(Bloomberg) — Final sales for Cyber Monday fell short of estimates and didn’t surpass last year’s record as lackluster sales and scarce inventory kept shoppers from breaking out their credit cards during the start of the holiday shopping season.
U.S. shoppers spent $10.7 billion on Cyber Monday, according to Adobe Inc., less than the $10.8 billion a year earlier and missing Adobe’s estimate of $11.3 billion. But Adobe said that it still remains the biggest shopping day of the year. Consumers spent $12 million per minute as the clocked ticked on the final sales of the day.
“It reaffirms that many consumers had fulfilled their shopping urge earlier in the season,” said Vivek Pandya, lead analyst at Adobe Digital Insights.
Hot sellers included L.O.L. Surprise dolls, Lego sets and Star Wars toys. Discounts were weak compared with a year earlier. For instance, electronics had average discounts of about 12% compared with 27% last year, according to Adobe, which tracks 1 trillion visits to retail websites and monitors sales of more than 100 million products.
Shipping bottle necks and supply logjams are also causing problems for shoppers. The occurrence of out-of-stock messages rose 169% compared with January 2020 and 258% from November 2019, Adobe said.
Big sale days like Black Friday and Cyber Monday have been gradually losing their prominence as shoppers spread their spending over longer periods. Black Friday spending of $8.9 billion fell slightly from a year ago, Adobe said. Still, U.S. online spending from Nov. 1 through Nov. 28 rose 13.6% from a year ago to $99.1 billion. The total for November and December combined is set to reach $207 billion, up 10% from last year’s pandemic-fueled record, Adobe said.

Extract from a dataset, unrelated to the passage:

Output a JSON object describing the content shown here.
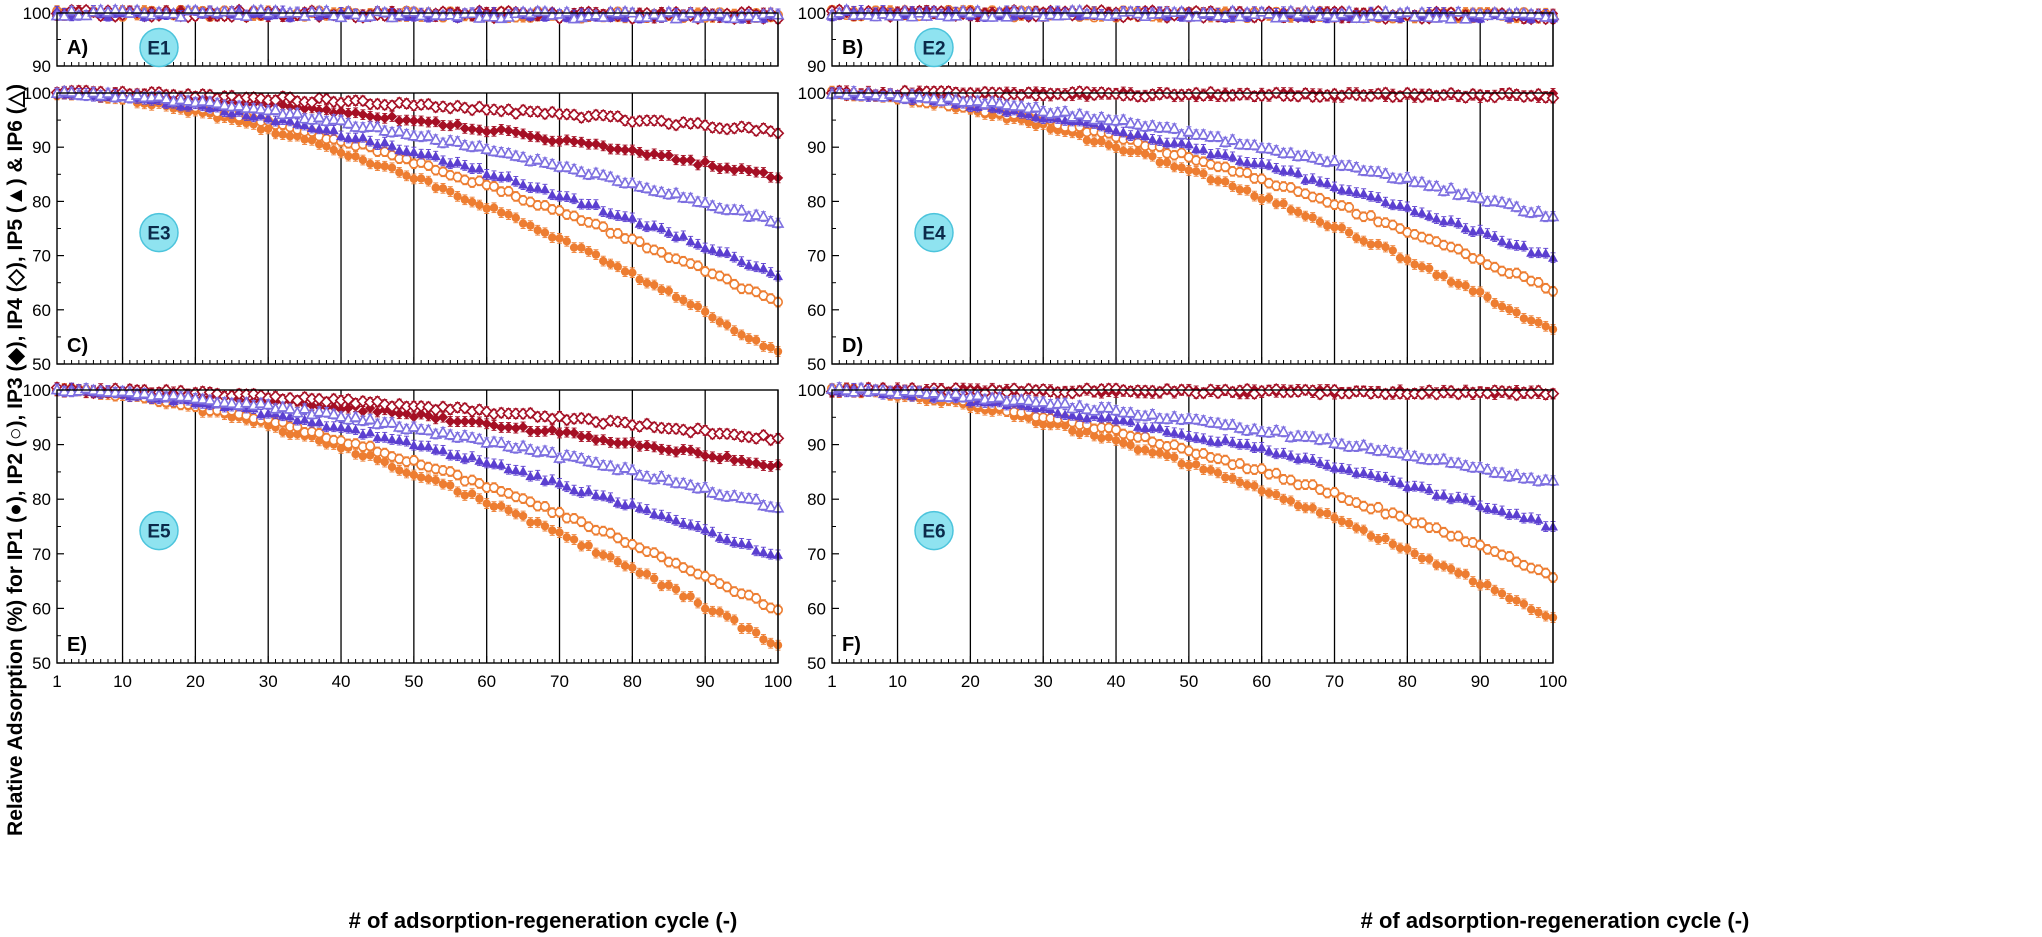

The overall spending uptick is good news for merchants who sell on Amazon.com Inc., so long as they got inventory into the U.S. in time. Some Amazon aggregators — businesses that raise money to buy and invest in popular Amazon brands — said sales are up as much as 50% from a year ago for products that make good gifts and are adequately stocked.
“This is a make-or-break season for aggregators and whoever has inventory is going to win,” said Walter Gonzalez, chief executive officer of Miami-based GOJA, which sells various products on Amazon, including a Luna Bean plaster molding kit to make statues out of your hands.
Branded Group, which sells more than 40 houseware, personal care and leisure brands on Amazon and has raised $225 million to expand, is selling about 50% more products than it did a year ago, co-founder and CEO Pierre Poignant said. The company’s big sellers include Ototo’s bat-shaped wine bottle opener.
“Kitchen products are doing very well,” he said. “We made investments to make sure we had sufficient inventory for the holidays.”
The shift in spending from stores to websites — accelerated during the pandemic last year — has made the holiday shopping season boring, said Juozas Kaziukenas, founder and CEO of Marketplace Pulse, which monitors online sales.
“Physical Black Friday had this aura of craziness because people fought in stores and camped outside,” he said. “Now that so much has shifted online, it’s lost its excitement.”
(Updates with latest figures on spending in second paragraph.)